Scott Miller, the creator and artistic director of New Line Theatre, says that he's had a really rough time dealing with the pandemic. Because his work is about people in a room together, he felt as if his life had been taken away and that he didn't only miss the stage, but missed the hugs and warmth of people.

Miller, who has written dozens of nationally recognized books on musical theater, has turned to writing, but as he said, "You can't write all day." During the pandemic he has written two books, one on Christmas carol parodies and one titled "Night of the Living Show Tunes, 13 Tales of the Weird." There's really no way to shut Scott Miller down, in my opinion.

Harvey Lockhart is an award-winning musician, father, educator and saxophonist. He said he's taking time to feel and evaluate the situation of the times as clearly as possible. He's been writing, practicing and trying to prepare for what the future holds.

He is working hard to figure out how the virtual system works and making the transfer. He is teaching at Cardinal Ritter High School and runs HEAL, a multi-discipline arts organization located in Grand Center.

Ashley Tate, artistic director of the Ashleyliane Dance Company, also has had a struggle learning how to deal with dance in the virtual world. She added humor to the difficult world by saying that she is teaching out of her apartment which she calls the Quarantine Closet.

Tate said, “The whole scene is a challenge of a re-imagined season." She had to deal with dance off the stage and on film, but is still performing. She has had to think about what can be done and not what can't be. She said that she is trying to still keep people involved in the arts.

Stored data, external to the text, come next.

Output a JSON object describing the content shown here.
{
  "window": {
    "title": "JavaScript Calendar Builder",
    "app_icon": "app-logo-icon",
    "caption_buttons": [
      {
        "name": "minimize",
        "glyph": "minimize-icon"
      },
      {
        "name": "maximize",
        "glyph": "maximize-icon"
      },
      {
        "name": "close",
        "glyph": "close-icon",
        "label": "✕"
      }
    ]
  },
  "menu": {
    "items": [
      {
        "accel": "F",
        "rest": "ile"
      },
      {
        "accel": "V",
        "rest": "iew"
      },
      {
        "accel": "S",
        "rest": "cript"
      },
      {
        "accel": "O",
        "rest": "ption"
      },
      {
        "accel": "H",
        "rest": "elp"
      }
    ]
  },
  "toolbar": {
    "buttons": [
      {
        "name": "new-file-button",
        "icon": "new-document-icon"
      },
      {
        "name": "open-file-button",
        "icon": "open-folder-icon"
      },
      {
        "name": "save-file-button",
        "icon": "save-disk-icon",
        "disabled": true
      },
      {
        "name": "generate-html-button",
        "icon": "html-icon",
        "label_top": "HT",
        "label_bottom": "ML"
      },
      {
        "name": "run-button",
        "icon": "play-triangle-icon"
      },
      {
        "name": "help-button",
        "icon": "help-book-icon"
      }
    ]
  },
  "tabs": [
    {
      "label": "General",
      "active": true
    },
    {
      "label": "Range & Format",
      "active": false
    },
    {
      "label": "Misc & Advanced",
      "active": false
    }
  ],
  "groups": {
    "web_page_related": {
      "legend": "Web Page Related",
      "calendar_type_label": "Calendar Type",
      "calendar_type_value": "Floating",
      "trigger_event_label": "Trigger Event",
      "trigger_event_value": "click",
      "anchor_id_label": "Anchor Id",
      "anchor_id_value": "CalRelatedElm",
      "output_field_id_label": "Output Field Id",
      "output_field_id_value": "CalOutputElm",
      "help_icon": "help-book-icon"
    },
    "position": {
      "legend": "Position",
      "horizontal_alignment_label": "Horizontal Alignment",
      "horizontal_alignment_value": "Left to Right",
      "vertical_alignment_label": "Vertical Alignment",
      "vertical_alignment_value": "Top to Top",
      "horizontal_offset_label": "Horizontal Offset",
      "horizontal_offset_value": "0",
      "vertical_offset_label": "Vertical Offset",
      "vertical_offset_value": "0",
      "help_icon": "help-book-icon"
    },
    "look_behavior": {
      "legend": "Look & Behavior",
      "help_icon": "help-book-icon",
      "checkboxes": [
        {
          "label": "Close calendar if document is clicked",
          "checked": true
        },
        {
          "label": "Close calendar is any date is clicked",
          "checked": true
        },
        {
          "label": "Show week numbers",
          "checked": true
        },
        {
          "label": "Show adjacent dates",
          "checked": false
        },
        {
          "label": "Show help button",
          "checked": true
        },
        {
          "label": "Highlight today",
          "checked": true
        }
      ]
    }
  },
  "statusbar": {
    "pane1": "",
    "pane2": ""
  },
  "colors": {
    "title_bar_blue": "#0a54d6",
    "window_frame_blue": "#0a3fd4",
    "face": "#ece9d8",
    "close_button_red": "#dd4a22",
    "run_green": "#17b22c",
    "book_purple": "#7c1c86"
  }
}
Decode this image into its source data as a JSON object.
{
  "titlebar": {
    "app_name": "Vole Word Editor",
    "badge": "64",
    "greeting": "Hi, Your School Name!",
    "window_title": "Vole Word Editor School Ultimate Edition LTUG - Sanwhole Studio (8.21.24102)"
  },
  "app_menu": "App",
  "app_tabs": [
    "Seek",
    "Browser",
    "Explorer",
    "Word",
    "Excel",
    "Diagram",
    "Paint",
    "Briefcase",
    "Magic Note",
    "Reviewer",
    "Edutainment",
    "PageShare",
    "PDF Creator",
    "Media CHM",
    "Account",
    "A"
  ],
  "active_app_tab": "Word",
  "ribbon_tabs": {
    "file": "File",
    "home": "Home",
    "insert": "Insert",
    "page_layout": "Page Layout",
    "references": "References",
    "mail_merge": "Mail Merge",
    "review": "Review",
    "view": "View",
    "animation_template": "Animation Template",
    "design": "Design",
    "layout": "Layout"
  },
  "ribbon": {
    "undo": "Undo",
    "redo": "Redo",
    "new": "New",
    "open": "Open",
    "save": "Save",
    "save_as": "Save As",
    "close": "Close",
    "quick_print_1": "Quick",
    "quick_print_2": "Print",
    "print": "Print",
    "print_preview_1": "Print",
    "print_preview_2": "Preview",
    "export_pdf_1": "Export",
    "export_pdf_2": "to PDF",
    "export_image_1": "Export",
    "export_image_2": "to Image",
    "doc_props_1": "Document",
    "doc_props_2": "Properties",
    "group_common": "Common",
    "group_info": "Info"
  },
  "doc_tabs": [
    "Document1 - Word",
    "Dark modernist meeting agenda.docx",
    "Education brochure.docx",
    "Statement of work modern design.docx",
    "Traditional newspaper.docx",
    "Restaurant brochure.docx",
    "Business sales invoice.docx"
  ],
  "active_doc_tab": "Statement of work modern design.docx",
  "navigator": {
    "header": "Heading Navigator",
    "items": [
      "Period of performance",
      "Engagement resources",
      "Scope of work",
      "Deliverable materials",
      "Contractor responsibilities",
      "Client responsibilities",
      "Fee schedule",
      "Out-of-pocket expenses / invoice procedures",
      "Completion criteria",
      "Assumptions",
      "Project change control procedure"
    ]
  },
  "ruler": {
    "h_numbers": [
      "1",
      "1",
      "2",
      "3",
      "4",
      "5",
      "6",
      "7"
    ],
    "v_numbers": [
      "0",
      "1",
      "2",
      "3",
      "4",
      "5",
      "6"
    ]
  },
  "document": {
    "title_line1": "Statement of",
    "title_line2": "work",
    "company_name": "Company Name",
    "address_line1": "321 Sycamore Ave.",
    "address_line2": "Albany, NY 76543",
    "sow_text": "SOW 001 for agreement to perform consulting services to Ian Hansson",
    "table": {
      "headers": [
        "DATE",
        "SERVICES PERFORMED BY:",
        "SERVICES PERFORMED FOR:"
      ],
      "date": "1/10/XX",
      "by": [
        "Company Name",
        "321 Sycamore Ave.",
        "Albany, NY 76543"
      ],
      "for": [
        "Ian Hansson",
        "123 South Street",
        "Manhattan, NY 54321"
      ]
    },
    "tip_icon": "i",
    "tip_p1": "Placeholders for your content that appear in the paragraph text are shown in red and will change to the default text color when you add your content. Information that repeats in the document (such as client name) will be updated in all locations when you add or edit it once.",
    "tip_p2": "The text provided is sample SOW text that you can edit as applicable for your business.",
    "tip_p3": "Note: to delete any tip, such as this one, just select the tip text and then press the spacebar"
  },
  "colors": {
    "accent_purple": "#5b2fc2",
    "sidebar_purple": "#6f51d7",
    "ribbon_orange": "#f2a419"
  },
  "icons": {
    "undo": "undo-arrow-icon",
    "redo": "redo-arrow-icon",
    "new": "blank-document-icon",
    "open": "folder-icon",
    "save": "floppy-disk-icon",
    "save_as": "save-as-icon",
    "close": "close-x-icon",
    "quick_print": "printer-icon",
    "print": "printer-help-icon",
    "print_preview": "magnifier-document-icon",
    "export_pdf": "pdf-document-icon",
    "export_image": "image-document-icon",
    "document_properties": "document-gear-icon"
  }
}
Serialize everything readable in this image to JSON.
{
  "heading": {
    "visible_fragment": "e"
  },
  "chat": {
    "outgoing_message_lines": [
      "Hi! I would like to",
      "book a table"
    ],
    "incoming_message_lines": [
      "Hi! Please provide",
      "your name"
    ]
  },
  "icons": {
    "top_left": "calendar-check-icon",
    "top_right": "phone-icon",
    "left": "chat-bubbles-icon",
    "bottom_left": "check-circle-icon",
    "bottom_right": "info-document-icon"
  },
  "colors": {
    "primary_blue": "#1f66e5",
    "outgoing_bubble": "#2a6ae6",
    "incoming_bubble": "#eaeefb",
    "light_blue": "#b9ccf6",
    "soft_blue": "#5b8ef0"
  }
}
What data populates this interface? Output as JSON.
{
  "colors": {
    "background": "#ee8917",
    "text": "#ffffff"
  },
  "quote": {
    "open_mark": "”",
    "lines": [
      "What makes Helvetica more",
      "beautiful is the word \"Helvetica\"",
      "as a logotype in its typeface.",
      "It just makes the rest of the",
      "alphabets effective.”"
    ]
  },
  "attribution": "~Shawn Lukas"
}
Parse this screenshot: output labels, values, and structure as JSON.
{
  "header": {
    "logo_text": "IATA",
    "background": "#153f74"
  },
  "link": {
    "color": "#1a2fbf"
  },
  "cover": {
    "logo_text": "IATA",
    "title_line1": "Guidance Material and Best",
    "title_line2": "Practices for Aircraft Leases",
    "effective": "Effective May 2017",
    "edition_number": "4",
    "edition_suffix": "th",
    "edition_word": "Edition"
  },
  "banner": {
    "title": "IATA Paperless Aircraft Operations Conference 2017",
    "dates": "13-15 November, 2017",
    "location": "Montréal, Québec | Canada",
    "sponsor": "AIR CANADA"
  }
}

Melody Evans works mostly as a ceramic artist and said that during the pandemic, she's continued to work in her studio even though her creative energy feels lackluster. She said, "As I absorb the overwhelming and distressing events of 2020, I miss the happy energy surge of creative inspiration." She said she is fortunate to have deadlines looming for previous commitments and shows in the future. She feels that the already documented sketch books are what have been driving her work and that the nature of this work is heavy on process and repetition which is good.

Erin Prange, executive director of The Big Muddy Dance Company, said, "I have seen the most amazing creativity come out of our team in the past few months, because our usual perimeters were taken away. There's been no precursor, no tradition, no preparation for this. And with that uncertainty comes a certain amount of freedom. It has allowed us to change the rules and create new online platforms for dance classes and performances that reach a national community, outdoor venues and a whole new progressive walking tour production format that enables us to give audiences a more authentic view of the dancers as they tell their story of 'Lemp Legends' throughout the Lemp Mansion and Lemp Grand Hall space."

And Jessica Baran, nationally recognized writer, poet , critic and Director of Curatorial and Program Development at Barrett Barrera Projects and Project +Gallery, said that she has found writing in any form to be difficult these past months, so she's reoriented her focus to reading and has appreciated being able to educate herself in new areas. She's also reflected quite a bit on why, specifically, she writes poetry and for whom, and she's come to the realization that, for her, it's ultimately an intimate form of communication directed to close friends rather than a general or professional public.

After listening to my artist friends, I have new admiration for what an artistic sensibility is and what a great, creative group this is. Hopefully we will be back to some sense of normality soon.

Nancy Kranzberg has been involved in the arts community for more than thirty years on numerous arts related boards.